Open MPI supports PBS, PBS Pro, Torque, and other related resource managers.

9.7.1. Verify PBS/Torque support

The prte_info command can be used to determine whether or not an installed Open MPI includes Torque/PBS Pro support:

shell$ prte_info | grep ras

If the Open MPI installation includes support for PBS/Torque, you should see a line similar to that below. Note the MCA version information varies depending on which version of Open MPI is installed.

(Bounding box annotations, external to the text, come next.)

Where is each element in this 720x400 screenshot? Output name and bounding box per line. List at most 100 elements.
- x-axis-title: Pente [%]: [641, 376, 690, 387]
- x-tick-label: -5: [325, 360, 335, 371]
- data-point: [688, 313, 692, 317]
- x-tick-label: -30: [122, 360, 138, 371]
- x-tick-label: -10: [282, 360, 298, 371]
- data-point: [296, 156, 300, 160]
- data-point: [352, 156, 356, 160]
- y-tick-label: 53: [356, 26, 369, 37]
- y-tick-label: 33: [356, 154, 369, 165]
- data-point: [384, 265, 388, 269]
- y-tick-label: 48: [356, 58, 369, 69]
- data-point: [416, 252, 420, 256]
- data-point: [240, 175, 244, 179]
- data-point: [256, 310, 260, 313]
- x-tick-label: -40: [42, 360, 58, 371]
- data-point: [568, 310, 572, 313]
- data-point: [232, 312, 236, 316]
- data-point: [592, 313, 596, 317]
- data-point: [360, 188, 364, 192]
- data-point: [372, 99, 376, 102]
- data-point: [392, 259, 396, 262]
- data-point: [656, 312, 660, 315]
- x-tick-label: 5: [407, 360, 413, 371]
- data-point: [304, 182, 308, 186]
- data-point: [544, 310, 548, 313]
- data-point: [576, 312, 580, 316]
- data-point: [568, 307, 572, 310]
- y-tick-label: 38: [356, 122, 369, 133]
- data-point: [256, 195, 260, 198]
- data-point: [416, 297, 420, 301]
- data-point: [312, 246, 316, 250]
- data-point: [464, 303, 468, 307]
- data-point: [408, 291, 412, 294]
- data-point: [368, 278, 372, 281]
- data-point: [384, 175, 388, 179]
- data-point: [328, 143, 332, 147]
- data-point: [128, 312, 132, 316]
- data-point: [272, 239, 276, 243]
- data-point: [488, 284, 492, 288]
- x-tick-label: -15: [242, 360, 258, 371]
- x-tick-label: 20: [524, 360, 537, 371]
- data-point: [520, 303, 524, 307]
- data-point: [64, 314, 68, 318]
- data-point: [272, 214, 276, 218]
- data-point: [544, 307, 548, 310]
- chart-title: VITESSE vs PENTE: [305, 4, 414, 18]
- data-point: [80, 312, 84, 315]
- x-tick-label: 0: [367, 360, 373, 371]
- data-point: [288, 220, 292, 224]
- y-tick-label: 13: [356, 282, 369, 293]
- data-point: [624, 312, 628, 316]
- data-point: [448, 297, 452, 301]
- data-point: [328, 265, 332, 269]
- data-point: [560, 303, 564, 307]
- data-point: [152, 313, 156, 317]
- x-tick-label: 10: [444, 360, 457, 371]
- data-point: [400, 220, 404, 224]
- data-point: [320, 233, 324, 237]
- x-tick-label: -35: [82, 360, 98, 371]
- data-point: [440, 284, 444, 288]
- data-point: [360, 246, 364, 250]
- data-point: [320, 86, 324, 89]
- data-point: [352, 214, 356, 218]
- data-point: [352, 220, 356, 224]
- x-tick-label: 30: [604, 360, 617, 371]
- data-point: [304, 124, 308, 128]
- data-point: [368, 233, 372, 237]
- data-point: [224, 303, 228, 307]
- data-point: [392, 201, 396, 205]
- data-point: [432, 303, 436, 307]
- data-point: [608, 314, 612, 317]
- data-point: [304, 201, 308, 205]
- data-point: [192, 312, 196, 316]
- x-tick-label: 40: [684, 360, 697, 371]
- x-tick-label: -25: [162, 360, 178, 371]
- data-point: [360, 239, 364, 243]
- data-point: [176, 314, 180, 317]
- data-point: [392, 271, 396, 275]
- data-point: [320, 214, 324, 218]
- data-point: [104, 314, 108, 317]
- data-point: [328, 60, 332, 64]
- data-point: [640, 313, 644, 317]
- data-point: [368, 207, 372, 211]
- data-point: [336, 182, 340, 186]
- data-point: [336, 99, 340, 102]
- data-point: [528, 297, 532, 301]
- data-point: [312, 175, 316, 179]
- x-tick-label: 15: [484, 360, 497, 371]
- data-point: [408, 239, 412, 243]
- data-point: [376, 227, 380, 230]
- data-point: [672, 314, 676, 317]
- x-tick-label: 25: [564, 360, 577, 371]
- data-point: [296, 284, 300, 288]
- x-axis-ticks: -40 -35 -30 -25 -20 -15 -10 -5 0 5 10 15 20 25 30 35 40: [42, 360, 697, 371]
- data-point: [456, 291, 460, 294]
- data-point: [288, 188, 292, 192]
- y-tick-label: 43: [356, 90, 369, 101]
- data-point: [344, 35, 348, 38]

MCA ras: tm (MCA v2.1.0, API v2.0.0, Component v3.0.0)

Note

PRRTE is the software layer that provides run-time environment support to Open MPI. Open MPI typically hides most PMIx and PRRTE details from the end user, but this is one place that Open MPI is unable to hide the fact that PRRTE provides this functionality, not Open MPI. Hence, users need to use the prte_info command to check for PBS/Torque support (not ompi_info).

9.7.2. Launching

When properly configured, Open MPI obtains both the list of hosts and how many processes to start on each host from Torque / PBS Pro directly. Hence, it is unnecessary to specify the --hostfile, --host, or -n options to mpirun. Open MPI will use PBS/Torque-native mechanisms to launch and kill processes (ssh is not required).

For example:

# Allocate a PBS job with 4 nodes
shell$ qsub -I -lnodes=4

# Now run an Open MPI job on all the nodes allocated by PBS/Torque
shell$ mpirun mpi-hello-world

This will run the MPI processes on the nodes that were allocated by PBS/Torque. Or, if submitting a script:

shell$ cat my_script.sh
#!/bin/sh
mpirun mpi-hello-world
shell$ qsub -l nodes=4 my_script.sh

Warning

Do not modify $PBS_NODEFILE!

We’ve had reports from some sites that system administrators modify the $PBS_NODEFILE in each job according to local policies. This will currently cause Open MPI to behave in an unpredictable fashion. As long as no new hosts are added to the hostfile, it usually means that Open MPI will incorrectly map processes to hosts, but in some cases it can cause Open MPI to fail to launch processes altogether.